Only the first 4 bytes of a chunk contain a type pointer. Each chunk can
hold objects of only a single type, and all objects in a chunk share the
4-byte type pointer at the start of the chunk. To get from an address p to
its type, then, you mask off the low bits to get to the closest-preceding
128KB boundary, and read up the 4 bytes at that address to get a pointer to
the type object.

Python doesn't do this, and it can't be done sticking to standard C: the
address calculations required rely on architecture assumptions that aren't
always true (for example, word-addressed machines screw it up a little, and
tagged architectures using low-order address bits for metadata screw it
royally). Python's small-object allocator nevertheless does "something like
it", carving large chunks of storage into aligned "pools", and storing
common pool info at pool-aligned addresses. The pool info for an object is
later gotten via address calculation.

If Python is ported to a box where that fails, the Python small-object
allocator can be disabled via config fiddling.

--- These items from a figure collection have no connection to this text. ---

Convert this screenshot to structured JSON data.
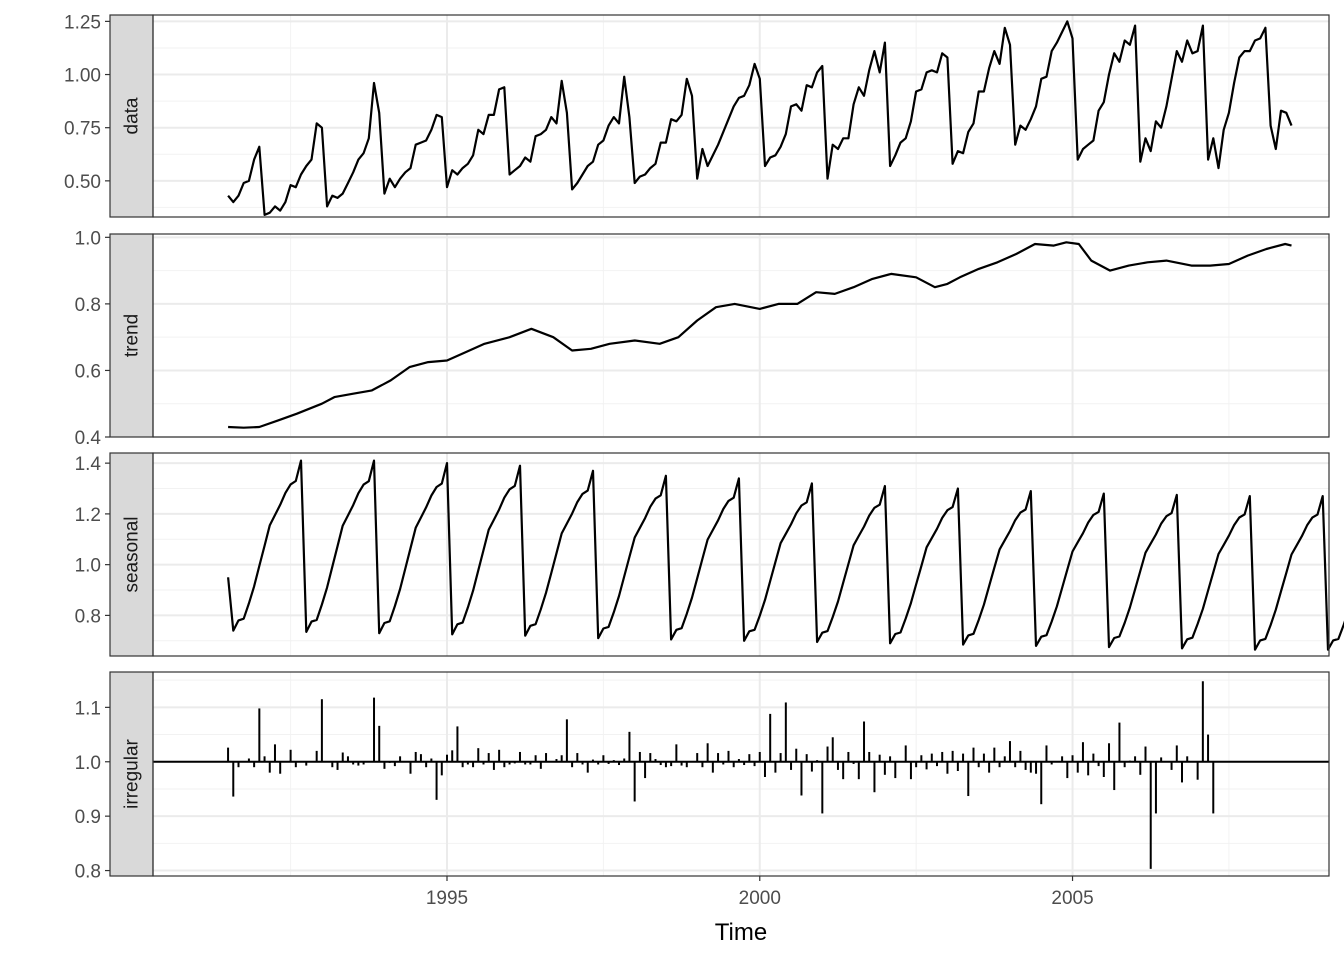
{
  "chart_data": {
    "type": "line",
    "xlabel": "Time",
    "x_ticks": [
      1995,
      2000,
      2005
    ],
    "x_range": [
      1990.3,
      2009.1
    ],
    "start": 1991.5,
    "frequency": 12,
    "panels": [
      {
        "name": "data",
        "kind": "line",
        "ylim": [
          0.33,
          1.28
        ],
        "yticks": [
          0.5,
          0.75,
          1.0,
          1.25
        ],
        "ytick_labels": [
          "0.50",
          "0.75",
          "1.00",
          "1.25"
        ],
        "values": [
          0.43,
          0.4,
          0.43,
          0.49,
          0.5,
          0.6,
          0.66,
          0.34,
          0.35,
          0.38,
          0.36,
          0.4,
          0.48,
          0.47,
          0.53,
          0.57,
          0.6,
          0.77,
          0.75,
          0.38,
          0.43,
          0.42,
          0.44,
          0.49,
          0.54,
          0.6,
          0.63,
          0.7,
          0.96,
          0.82,
          0.44,
          0.51,
          0.47,
          0.51,
          0.54,
          0.56,
          0.67,
          0.68,
          0.69,
          0.74,
          0.81,
          0.8,
          0.47,
          0.55,
          0.53,
          0.56,
          0.58,
          0.62,
          0.74,
          0.72,
          0.81,
          0.81,
          0.93,
          0.94,
          0.53,
          0.55,
          0.57,
          0.61,
          0.59,
          0.71,
          0.72,
          0.74,
          0.8,
          0.77,
          0.97,
          0.82,
          0.46,
          0.49,
          0.53,
          0.57,
          0.59,
          0.67,
          0.69,
          0.76,
          0.8,
          0.77,
          0.99,
          0.8,
          0.49,
          0.52,
          0.53,
          0.56,
          0.58,
          0.68,
          0.68,
          0.79,
          0.78,
          0.81,
          0.98,
          0.9,
          0.51,
          0.65,
          0.57,
          0.62,
          0.67,
          0.73,
          0.79,
          0.85,
          0.89,
          0.9,
          0.95,
          1.05,
          0.98,
          0.57,
          0.61,
          0.62,
          0.66,
          0.72,
          0.85,
          0.86,
          0.83,
          0.95,
          0.94,
          1.01,
          1.04,
          0.51,
          0.67,
          0.65,
          0.7,
          0.7,
          0.86,
          0.94,
          0.9,
          1.02,
          1.11,
          1.01,
          1.15,
          0.57,
          0.62,
          0.68,
          0.7,
          0.78,
          0.92,
          0.93,
          1.01,
          1.02,
          1.01,
          1.1,
          1.08,
          0.58,
          0.64,
          0.63,
          0.73,
          0.77,
          0.92,
          0.92,
          1.03,
          1.11,
          1.05,
          1.22,
          1.14,
          0.67,
          0.76,
          0.74,
          0.79,
          0.85,
          0.98,
          0.99,
          1.11,
          1.15,
          1.2,
          1.25,
          1.17,
          0.6,
          0.65,
          0.67,
          0.69,
          0.83,
          0.87,
          1.0,
          1.1,
          1.06,
          1.16,
          1.14,
          1.23,
          0.59,
          0.7,
          0.64,
          0.78,
          0.75,
          0.85,
          0.98,
          1.11,
          1.06,
          1.16,
          1.1,
          1.11,
          1.23,
          0.6,
          0.7,
          0.56,
          0.74,
          0.82,
          0.96,
          1.08,
          1.11,
          1.11,
          1.16,
          1.17,
          1.22,
          0.76,
          0.65,
          0.83,
          0.82,
          0.76
        ]
      },
      {
        "name": "trend",
        "kind": "line",
        "ylim": [
          0.4,
          1.01
        ],
        "yticks": [
          0.4,
          0.6,
          0.8,
          1.0
        ],
        "ytick_labels": [
          "0.4",
          "0.6",
          "0.8",
          "1.0"
        ],
        "x": [
          1991.5,
          1991.75,
          1992.0,
          1992.3,
          1992.6,
          1993.0,
          1993.2,
          1993.5,
          1993.8,
          1994.1,
          1994.4,
          1994.7,
          1995.0,
          1995.3,
          1995.6,
          1996.0,
          1996.35,
          1996.7,
          1997.0,
          1997.3,
          1997.6,
          1998.0,
          1998.4,
          1998.7,
          1999.0,
          1999.3,
          1999.6,
          2000.0,
          2000.3,
          2000.6,
          2000.9,
          2001.2,
          2001.5,
          2001.8,
          2002.1,
          2002.5,
          2002.8,
          2003.0,
          2003.2,
          2003.5,
          2003.8,
          2004.1,
          2004.4,
          2004.7,
          2004.9,
          2005.1,
          2005.3,
          2005.6,
          2005.9,
          2006.2,
          2006.5,
          2006.9,
          2007.2,
          2007.5,
          2007.8,
          2008.1,
          2008.4,
          2008.5
        ],
        "values": [
          0.43,
          0.428,
          0.43,
          0.45,
          0.47,
          0.5,
          0.52,
          0.53,
          0.54,
          0.57,
          0.61,
          0.625,
          0.63,
          0.655,
          0.68,
          0.7,
          0.725,
          0.7,
          0.66,
          0.665,
          0.68,
          0.69,
          0.68,
          0.7,
          0.75,
          0.79,
          0.8,
          0.785,
          0.8,
          0.8,
          0.835,
          0.83,
          0.85,
          0.875,
          0.89,
          0.88,
          0.85,
          0.86,
          0.88,
          0.905,
          0.925,
          0.95,
          0.98,
          0.975,
          0.985,
          0.98,
          0.93,
          0.9,
          0.915,
          0.925,
          0.93,
          0.915,
          0.915,
          0.92,
          0.945,
          0.965,
          0.98,
          0.975
        ]
      },
      {
        "name": "seasonal",
        "kind": "line",
        "ylim": [
          0.64,
          1.44
        ],
        "yticks": [
          0.8,
          1.0,
          1.2,
          1.4
        ],
        "ytick_labels": [
          "0.8",
          "1.0",
          "1.2",
          "1.4"
        ],
        "cycle_peak": [
          1.41,
          1.41,
          1.4,
          1.39,
          1.37,
          1.35,
          1.34,
          1.32,
          1.31,
          1.3,
          1.29,
          1.28,
          1.275,
          1.27,
          1.27,
          1.27,
          1.27
        ],
        "cycle_low": [
          0.74,
          0.735,
          0.73,
          0.725,
          0.72,
          0.71,
          0.705,
          0.7,
          0.695,
          0.69,
          0.685,
          0.68,
          0.675,
          0.67,
          0.665,
          0.665,
          0.665
        ],
        "cycle_shape": [
          0.0,
          0.06,
          0.07,
          0.16,
          0.26,
          0.38,
          0.5,
          0.62,
          0.68,
          0.74,
          0.81,
          0.86,
          0.88,
          1.0
        ],
        "start_value": 0.95,
        "tail_values": [
          0.665,
          0.72,
          0.76,
          0.83,
          0.87
        ]
      },
      {
        "name": "irregular",
        "kind": "segments",
        "baseline": 1.0,
        "ylim": [
          0.79,
          1.165
        ],
        "yticks": [
          0.8,
          0.9,
          1.0,
          1.1
        ],
        "ytick_labels": [
          "0.8",
          "0.9",
          "1.0",
          "1.1"
        ],
        "values": [
          1.026,
          0.936,
          0.99,
          1.0,
          1.006,
          0.99,
          1.098,
          1.01,
          0.98,
          1.032,
          0.978,
          1.0,
          1.022,
          0.99,
          1.0,
          0.993,
          1.0,
          1.02,
          1.115,
          1.0,
          0.99,
          0.985,
          1.017,
          1.01,
          0.995,
          0.993,
          0.995,
          1.0,
          1.118,
          1.066,
          0.987,
          0.998,
          0.992,
          1.01,
          1.0,
          0.978,
          1.018,
          1.014,
          0.99,
          1.006,
          0.93,
          0.975,
          1.013,
          1.021,
          1.065,
          0.99,
          0.995,
          0.99,
          1.025,
          0.995,
          1.016,
          0.985,
          1.022,
          0.99,
          0.995,
          0.997,
          1.018,
          0.995,
          0.995,
          1.012,
          0.987,
          1.016,
          1.0,
          1.005,
          1.012,
          1.078,
          0.99,
          1.016,
          0.995,
          0.98,
          1.004,
          0.995,
          1.012,
          0.996,
          1.003,
          0.994,
          1.006,
          1.055,
          0.927,
          1.018,
          0.97,
          1.016,
          1.005,
          0.994,
          0.99,
          0.992,
          1.032,
          0.993,
          0.99,
          1.0,
          1.016,
          0.99,
          1.034,
          0.98,
          1.016,
          0.995,
          1.02,
          0.99,
          1.005,
          0.994,
          1.014,
          0.992,
          1.018,
          0.972,
          1.088,
          0.98,
          1.016,
          1.109,
          0.985,
          1.024,
          0.938,
          1.014,
          0.982,
          1.003,
          0.905,
          1.028,
          1.045,
          0.985,
          0.968,
          1.018,
          0.996,
          0.968,
          1.074,
          1.018,
          0.944,
          1.013,
          0.976,
          1.01,
          0.97,
          1.0,
          1.03,
          0.968,
          0.99,
          1.012,
          0.986,
          1.015,
          0.992,
          1.018,
          0.978,
          1.02,
          0.983,
          1.015,
          0.937,
          1.026,
          0.99,
          1.015,
          0.98,
          1.026,
          0.99,
          1.01,
          1.038,
          0.99,
          1.02,
          0.985,
          0.98,
          0.978,
          0.922,
          1.03,
          0.995,
          1.0,
          1.01,
          0.97,
          1.012,
          0.98,
          1.036,
          0.975,
          1.015,
          0.992,
          0.972,
          1.034,
          0.948,
          1.072,
          0.99,
          1.002,
          1.01,
          0.976,
          1.028,
          0.803,
          0.905,
          1.008,
          1.0,
          0.985,
          1.03,
          0.962,
          1.01,
          1.0,
          0.967,
          1.148,
          1.05,
          0.905
        ]
      }
    ]
  }
}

It's also the case that,
even when it's enabled, Python doesn't insist than anyone (meaning 3rd-party
extension modules) use Python's small-object allocator. If they want to
allocate extension objects with the platform malloc, or their own malloc, or
whatever, Python doesn't care. Forcing everyone to use Python's allocator
wouldn't fly, and if getting a pointer to a type object *required* address
calculation, Python would have to insist that everyone use Python's memory
layer.

All in all, it's a lot easier if people just buy more RAM <0.9 wink>.